In 1840 Samuel Williams, with the zest characteristic of many a youth of that day, and wanderlust pounding in his breast, decided to leave Tennessee.
Many a neighbor had returned to the Tennessee hills bringing back glowing stories of Northwest Arkansas. Arkansas, a state in its infancy. Only four years in the Union.
So Sam Williams came to Northwest Arkansas. In 1842 he obtained an eighty-acre homestead a mile and a half west of the present city of Bentonville. The grant was signed by President Tyler.
But this is not the saga of Samuel Williams. It is the resurrection of the story of the unnamed hound dog
A large spring fauceted its way out of one of the hillsides on the Williams place, and the output volumned its way into Sugar Creek.
Samuel, an enterprising man, saw the need of a grist mill. He had the water power, the location. So the Williams mill was built.
Business flourished. There was no debatable AAA's or other governmental and state agricultural intricacies in the babyhood of Arkansas.
Neighbors and settlers from many a mile trooped from their hill homes to have their corn ground.
Samuel Williams' grist mill was a favorite gathering spot. Even the ominous clouds, to pour forth their wrath in such a short period, desolating a nation, cast only shadows over the mill-side conversations.
This could be what the mill looked like. This image is of the mill at Monte Ne.
Arkansas, now reaching a manly age, is the loser that these conversations could not be recorded.
It was during one of the gatherings that the strange hound dog appeared. The story of the dog has been protected faithfully and undisputedly by descendants of Samuel.
Although a kindly man, Samuel felt he had enough dogs; and after the hound begun to assume possessive rights toward a permanent home, the mill master decreed its punishment,
But the dog having garnered the crumbs of, perhaps, its best lodging, was no easy matter to be put into enforced exile.

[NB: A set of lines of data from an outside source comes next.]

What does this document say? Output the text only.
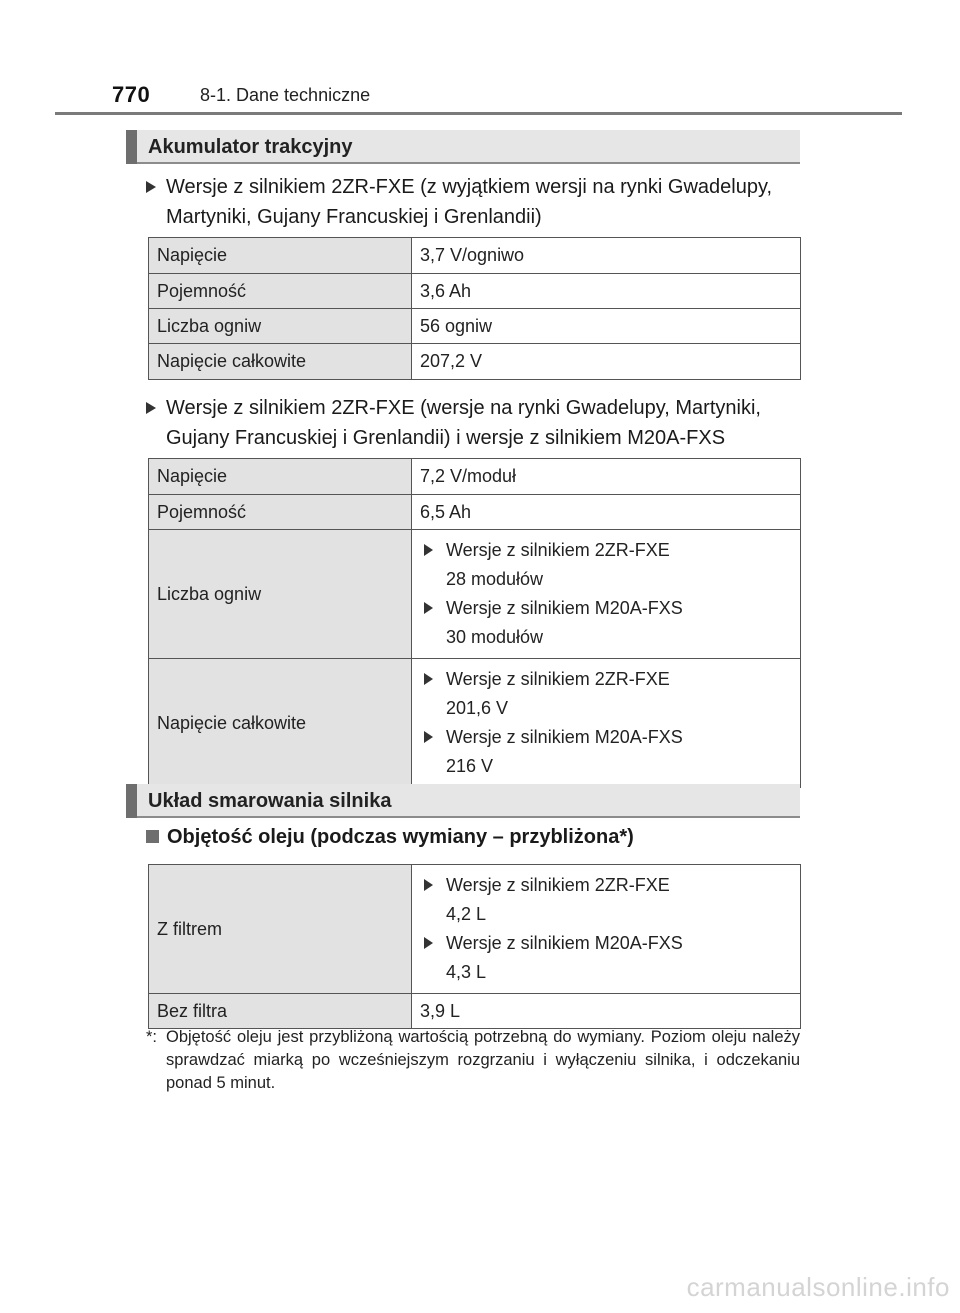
770	8-1. Dane techniczne
Akumulator trakcyjny
Wersje z silnikiem 2ZR-FXE (z wyjątkiem wersji na rynki Gwadelupy, Martyniki, Gujany Francuskiej i Grenlandii)
Napięcie	3,7 V/ogniwo
Pojemność	3,6 Ah
Liczba ogniw	56 ogniw
Napięcie całkowite	207,2 V
Wersje z silnikiem 2ZR-FXE (wersje na rynki Gwadelupy, Martyniki, Gujany Francuskiej i Grenlandii) i wersje z silnikiem M20A-FXS
Napięcie	7,2 V/moduł
Pojemność	6,5 Ah
Liczba ogniw	Wersje z silnikiem 2ZR-FXE
28 modułów
Wersje z silnikiem M20A-FXS
30 modułów

Napięcie całkowite	Wersje z silnikiem 2ZR-FXE
201,6 V
Wersje z silnikiem M20A-FXS
216 V
Układ smarowania silnika
Objętość oleju (podczas wymiany – przybliżona*)
Z filtrem	Wersje z silnikiem 2ZR-FXE
4,2 L
Wersje z silnikiem M20A-FXS
4,3 L

Bez filtra	3,9 L
*: Objętość oleju jest przybliżoną wartością potrzebną do wymiany. Poziom oleju należy sprawdzać miarką po wcześniejszym rozgrzaniu i wyłączeniu silnika, i odczekaniu ponad 5 minut.
carmanualsonline.info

Then suddenly it disappeared.
Samuel, himself, had not noticed it. A sharp-eyed neighbor noticed it, during one of the mill-side conversations, and called his attention to it.
"Ed," Sam sharply called his son, "Have you seen that stray dog about?"
The boy ambled slowly over to the group. His head was lowered to the ground.
Ed, as he recited many times afterwards, knew the torments of wrath were about to befall upon him.
"Ed," Sam's voice was stern. "You seen that dog?"
"Yes, sir," Ed mumbled.
"Where is he?" Sam demanded.
"Well sir," Ed's voice trembled, "He got ground up with the corn last week."